Adjustments in state aid, valuation allow district to pare rate more than expected
When residents of the Grafton School District approved a levy for the 2016-17 school budget last month, they were expected to receive a 4% cut in the supporting tax rate.
The news for property owners got even better Monday night when the School Board approved a final budget that calls for a 5% decrease in the tax rate.
The spending plan, finalized after the district received equalized valuation and state-aid figures, will be supported by a total levy of $16.9 million.
The levy includes $14.38 million for general-fund expenditures, $2.6 million for debt service and $50,000 for the capital expansion fund.
Although the total budget of $23.5 million is 2.6% higher than 2015-16, the levy remains virtually unchanged — up $645 from last year.
The tax rate was set at $10.61 per $1,000 of equalized valuation, down 5.1% from the 2015-16 rate of $11.18.
The owner of a $250,000 house can expect to pay $2,651 in school taxes, a $143.45 decrease from 2015-16. For a $300,000 house, the owner will pay $3,181 in school taxes, $172 less.
Topher Adams, the district’s director of business services, said increases in state aid and property valuation were major factors in stabilizing the levy.
The district received $119,844 more in equalized aid than estimated in July, Adams said. Districtwide property valuation was certified at nearly $1.6 billion, up $82 million, or 5.4%, from last year, he added.

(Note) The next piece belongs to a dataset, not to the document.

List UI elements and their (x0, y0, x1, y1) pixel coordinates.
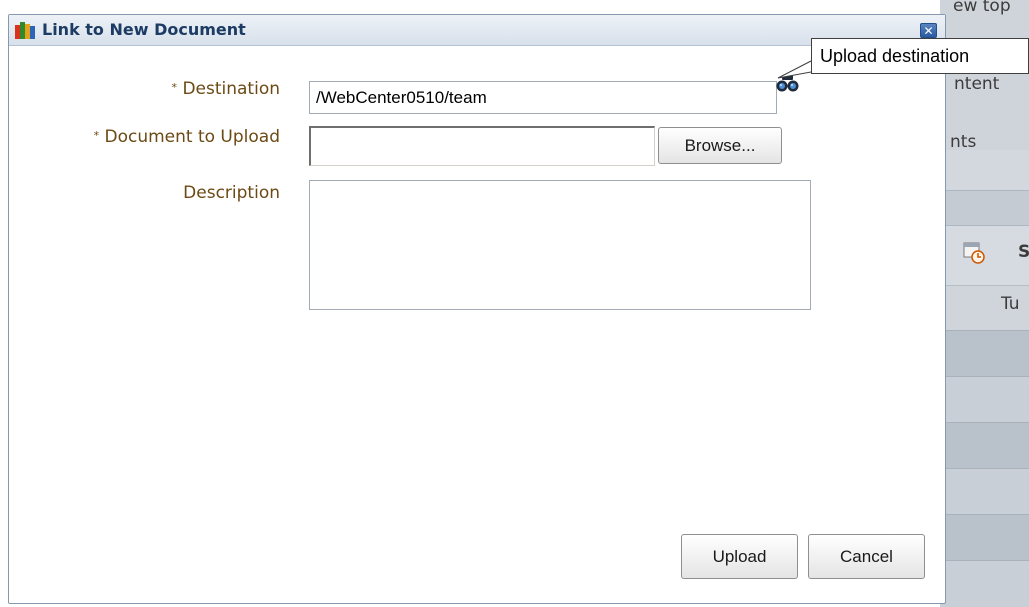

The budget includes a tax-rate decrease even though the board recently decided to add $600,000 to debt service for 2016-17. That decision — which concurred with a recommendation from Baird, the district’s financial consultant — was made to continue stabilizing the overall levy, Adams said.
The board also agreed to renew health, dental and vision insurance programs for district staff.
The health insurance coverage through Humana includes an average increase of 2% in premiums, with employees having the choice of a high-deductible health plan or preferred-provider option.
Adams said the district initially faced a 12% premium increase, but that was reduced to 6% based on 69% of employees achieving silver status in Humana’s wellness program and then to 2% through negotiations.
There are no premium increases for dental or vision coverage through 2017.
The insurance renewals will allow the district to pare $60,000 in expenditures from the budget approved at the annual meeting, Adams said.